My Heritage: The Latke
Latkes are a favorite Hanukkah food—at homes and restaurants.
Ask anyone raised in a Jewish home about favorite memories of Hanukkah and many will say: latkes. These fried potato pancakes hail from Eastern Europe and some say date back as far as Biblical times. They are inexpensive and generally comprise potatoes, onion, egg and salt, fried in oil and topped with applesauce or sour cream. Hanukkah wouldn’t be the same without them.
Whether thick and fluffy or thin and crispy, latkes pay homage to the story of Hanukkah when the Maccabees, Jewish rebels, reclaimed Jerusalem and its holy temple from oppressive tyrants. Legend says they only had enough oil in their lamp to cleanse and rededicate the temple for one night, but the light burned strong for eight nights, hence why we Jews light candles for eight nights during the holiday and use oil to make our beloved latkes.
“For a lot of Jewish people, religious or not, the three big things of Hanukkah are latkes, presents and lighting the Hanukkiah,” says Zach Engel, chef/owner of Galit in Chicago.

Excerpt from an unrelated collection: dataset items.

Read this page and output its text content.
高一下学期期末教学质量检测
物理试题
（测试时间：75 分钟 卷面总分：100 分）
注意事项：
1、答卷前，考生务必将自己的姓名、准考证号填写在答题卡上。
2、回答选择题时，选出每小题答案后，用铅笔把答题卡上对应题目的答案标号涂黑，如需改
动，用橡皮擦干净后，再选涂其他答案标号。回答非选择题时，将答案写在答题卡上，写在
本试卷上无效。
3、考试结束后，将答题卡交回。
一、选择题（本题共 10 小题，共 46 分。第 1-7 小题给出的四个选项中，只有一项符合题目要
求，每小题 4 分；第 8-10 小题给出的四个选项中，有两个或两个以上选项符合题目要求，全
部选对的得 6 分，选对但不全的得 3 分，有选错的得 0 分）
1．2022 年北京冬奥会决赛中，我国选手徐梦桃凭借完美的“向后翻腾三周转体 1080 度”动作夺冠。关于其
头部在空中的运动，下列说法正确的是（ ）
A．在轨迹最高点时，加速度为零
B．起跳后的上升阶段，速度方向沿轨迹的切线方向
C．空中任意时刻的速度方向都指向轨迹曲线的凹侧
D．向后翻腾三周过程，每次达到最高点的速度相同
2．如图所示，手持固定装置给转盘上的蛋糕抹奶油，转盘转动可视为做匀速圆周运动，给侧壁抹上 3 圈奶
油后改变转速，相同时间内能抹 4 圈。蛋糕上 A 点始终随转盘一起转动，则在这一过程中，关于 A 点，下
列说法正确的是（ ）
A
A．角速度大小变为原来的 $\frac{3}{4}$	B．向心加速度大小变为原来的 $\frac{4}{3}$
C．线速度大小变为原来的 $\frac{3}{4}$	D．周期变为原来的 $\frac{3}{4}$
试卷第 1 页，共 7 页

Engel, who opened Galit in spring 2019, says for his first Hanukkah at the restaurant he may veer from the traditional and make large-format latkes like Duchess potatoes and cut off slices. He uses corn starch instead of flour to make them gluten free and folds whipped egg white into the batter. On the side? Labneh, house-made sour cream and applesauce crafted from local apples.
“I want to evoke a longing memory without making it too cheffy.”
- Zach Engel, Chef & Owner of Galit
“For me,” he adds, “I want to evoke a longing memory without making it too cheffy.”
In New Orleans, Caitlin Carney and Marcus Jacobs’ Marjie’s Grill serves Southern-styled cuisine with an Asian influence. To tap into their Northern Jewish heritage in a town with a “relatively underserved Jewish community,” according to Jacobs, they introduced a Hanukkah-themed week, offering different latkes each night during the Festival of Lights: traditional, but also sweet potato; everything bagel; scallion pancake; and Korean seafood with shrimp, squid, oysters and kimchi. They also light a menorah each night, welcoming any and all from the community.
“People will bring their kids who may have never seen that with the prayers,” Carney says. “It allows people who aren’t Jewish to partake.”
At Brad Rubin’s Eleven City Diner in Chicago and his newer deli in Los Angeles, he serves old and new school latkes, adding a modern twist. He continues a tradition started by his grandmother, who, before she passed at 97, was “all smiles,” Rubin says, eating latkes at his restaurant.
“The memories of my grandmother and the goings-on in her kitchen are still very much in my heart and found throughout my restaurants,” Rubin adds lovingly. “It was a dance watching her cook in that tiny space. Whatever the occasion, she was making latkes. The entire house smelled like her latkes. It was most definitely an overpowering scent. I sat in the chair at the table and watched. It was just my thing.”
And now people across the country get to create similar memories. Happy Hanukkah!